Don Coronado est un autre grand nom de l’écoterrorisme. Il fait, quant à lui, de l’action directe depuis 18 ans. En 1985, il est engagé par Sea Shepherd. L’année d’ensuite, lui et les membres d’un équipage font couler deux baleiniers illégaux. Après quoi, il s’affaire à défendre les espèces menacées. En 1992, il est arrêté pour avoir mis le feu à un laboratoire de recherche sur les visons de la Michigan State University. Sorti de prison, il continue de militer pour l’action directe, qu’il endosse complètement en soutenant que "l’autodéfense n’est pas de la violence". En entrevue, il va même jusqu’à soutenir moralement les "troupes" qui commettent des délits: "Restez loin de vos anciens amis, n’utilisez pas d’ordinateurs ni de téléphones, ne faites pas confiance aux gadgets technos, n’utilisez jamais votre véhicule ou celui d’autres activistes, faites de l’exercice physique et ne lancez pas de sous par terre, votre liberté vaut les quelques dollars que cela coûte pour augmenter votre sécurité personnelle. Je prie pour que vous fassiez ce qui compte. Destruction maximum. Pas de dommages minimums." Coronado pense que les écoterroristes d’aujourd’hui seront vus comme des héros dans 100 ans.
Guerre ou paix?
"C’est oeil pour oeil, dent pour dent. On retourne à Jules César", dit Clôde de Guise, responsable des communications pour Greenpeace. Comme son nom l’indique, Greenpeace n’est pas un organisme qui pense que les changements de mentalités passent par la violence. "Si je me suis associé à Greenpeace, c’est que je pense qu’il y a d’autres voies que celle de la violence, poursuit Clôde de Guise. Depuis 30 ans, Greenpeace prône le pacifisme. Mais on est d’accord avec la désobéissance civile. Plusieurs de nos militants ont été arrêtés à cause de tels actes." Comme actes de désobéissance civile, des membres de Greenpeace ont déjà franchi des zones militaires et sont entrés illégalement dans des centrales nucléaires. Des militants se sont aussi enchaînés à des arbres et à des pompes à essence. Sans rien briser, Greenpeace soutient que ces actes ont contribué à faire changer les discours.

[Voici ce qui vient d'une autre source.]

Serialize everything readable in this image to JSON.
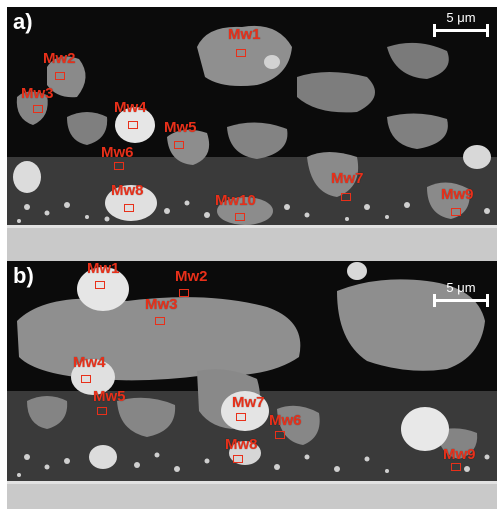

Le terrorisme socialement acceptable
L’écoterrorisme n’est pas encore arrivé au Québec. Chez nous, la seule organisation qui fusionne l’écologie et le terrorisme est le collectif artistique ATSA (Action terroriste socialement acceptable, www.atsa.qc.ca). Rien à voir avec le Earth Liberation Front. Sa dernière manifestation, Attentat, s’élevait contre les propriétaires de VUS. Pour l’occasion, on a installé dans des lieux publics des VUS complètement démolis, brûlés, tordus, comme s’ils avaient été victimes d’un attentat terroriste. "Les gens qui achètent un Hummer doivent réaliser qu’ils s’exposent comme cible, dit Annie Roy, membre du collectif ATSA. Aux États-Unis, c’est grave. Peut-être que l’écoterrorisme a un effet dissuasif intéressant." À surveiller, le prochain attentat de l’ATSA devrait choquer davantage les propriétaires de VUS. "On veut, avec un feutre qui s’efface, écrire sur chaque marque de VUS que l’on rencontre la quantité de gaz à effet de serre qu’il produit en une année."